Six days of relentless searching in scorching temperatures. Six days of false alarms and close calls. That’s how the team at Painted Dog Conservation (PDC) tracked down Cusp, one of the 700 painted dogs left in Zimbabwe. Unbeknownst to Cusp, PDC was trying to save her life.
A few days, earlier Cusp had been caught in a poacher’s snare, a circle of copper wire set to catch a small antelope. A lack of rainfall and poor crop yields has led to farmers relying on such bushmeat for food. Consequently, snares have become pervasive and painted dogs routinely get caught in them, suffering agonizing death or lethal infections if their wounds go untreated. PDC makes it their mission to find these dogs and remove the snares. After nearly a week of non-stop reconnaissance, PDC finally located Cusp; her neck was deeply lacerated. The team cut the wire, cleaned her wound, boosted her full of antibiotics, and monitored her progress from afar. This was the first of six snaring interventions that PDC conducted this year.
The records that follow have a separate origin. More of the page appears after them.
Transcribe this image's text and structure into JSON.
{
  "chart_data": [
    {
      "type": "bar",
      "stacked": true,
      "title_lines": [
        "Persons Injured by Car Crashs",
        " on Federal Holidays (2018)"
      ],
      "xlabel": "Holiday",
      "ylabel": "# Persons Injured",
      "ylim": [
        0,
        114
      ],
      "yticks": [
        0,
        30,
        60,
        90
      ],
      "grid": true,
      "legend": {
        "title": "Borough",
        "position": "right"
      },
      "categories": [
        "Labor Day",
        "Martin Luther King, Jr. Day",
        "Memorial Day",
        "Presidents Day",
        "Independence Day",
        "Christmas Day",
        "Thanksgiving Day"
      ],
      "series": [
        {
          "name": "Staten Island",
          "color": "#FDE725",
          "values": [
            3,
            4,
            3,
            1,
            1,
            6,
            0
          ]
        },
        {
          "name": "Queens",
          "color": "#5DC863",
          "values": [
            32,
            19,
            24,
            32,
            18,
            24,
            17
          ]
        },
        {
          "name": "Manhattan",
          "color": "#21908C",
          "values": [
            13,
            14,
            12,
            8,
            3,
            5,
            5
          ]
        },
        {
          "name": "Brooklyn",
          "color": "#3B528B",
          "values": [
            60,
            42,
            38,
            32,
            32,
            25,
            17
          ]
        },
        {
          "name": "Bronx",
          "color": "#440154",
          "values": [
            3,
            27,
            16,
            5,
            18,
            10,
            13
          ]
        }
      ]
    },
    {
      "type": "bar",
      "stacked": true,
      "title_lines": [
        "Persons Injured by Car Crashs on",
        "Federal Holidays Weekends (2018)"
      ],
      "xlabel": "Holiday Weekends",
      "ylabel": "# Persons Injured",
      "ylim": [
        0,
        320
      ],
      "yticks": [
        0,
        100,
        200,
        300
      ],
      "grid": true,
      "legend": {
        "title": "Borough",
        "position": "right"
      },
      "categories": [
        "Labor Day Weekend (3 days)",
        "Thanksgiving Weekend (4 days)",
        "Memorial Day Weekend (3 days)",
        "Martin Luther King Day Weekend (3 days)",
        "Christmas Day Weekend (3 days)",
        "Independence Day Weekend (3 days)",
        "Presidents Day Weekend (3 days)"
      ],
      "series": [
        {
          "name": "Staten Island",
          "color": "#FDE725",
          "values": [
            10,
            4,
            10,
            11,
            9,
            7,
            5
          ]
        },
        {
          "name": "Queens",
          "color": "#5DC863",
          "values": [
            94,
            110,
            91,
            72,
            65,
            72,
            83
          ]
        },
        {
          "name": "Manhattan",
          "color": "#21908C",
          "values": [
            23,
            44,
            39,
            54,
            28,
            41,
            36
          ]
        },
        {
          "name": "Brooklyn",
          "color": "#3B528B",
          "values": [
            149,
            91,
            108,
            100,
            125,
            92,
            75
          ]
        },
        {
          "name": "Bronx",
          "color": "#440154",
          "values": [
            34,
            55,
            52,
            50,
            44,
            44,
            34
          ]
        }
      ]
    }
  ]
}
With so few left, every painted dog is indispensable. As the alpha female of her pack, Cusp is particularly important. Alphas are the only females in a pack that have puppies, without them the pack disbands. That snare was not only killing Cusp, it was taking down her entire pack. Today, apart from a scar banding her neck, Cusp has made a full recovery and recently gave birth to 12 puppies. Several packs in the area have birthed a dozen or so pups this year. This is a good indication that after such devastating incidences with snares, the future for painted dogs is bright.
We extend heartfelt thanks to Imvelo Safari Lodges for their instrumental role in helping to rescue Cusp.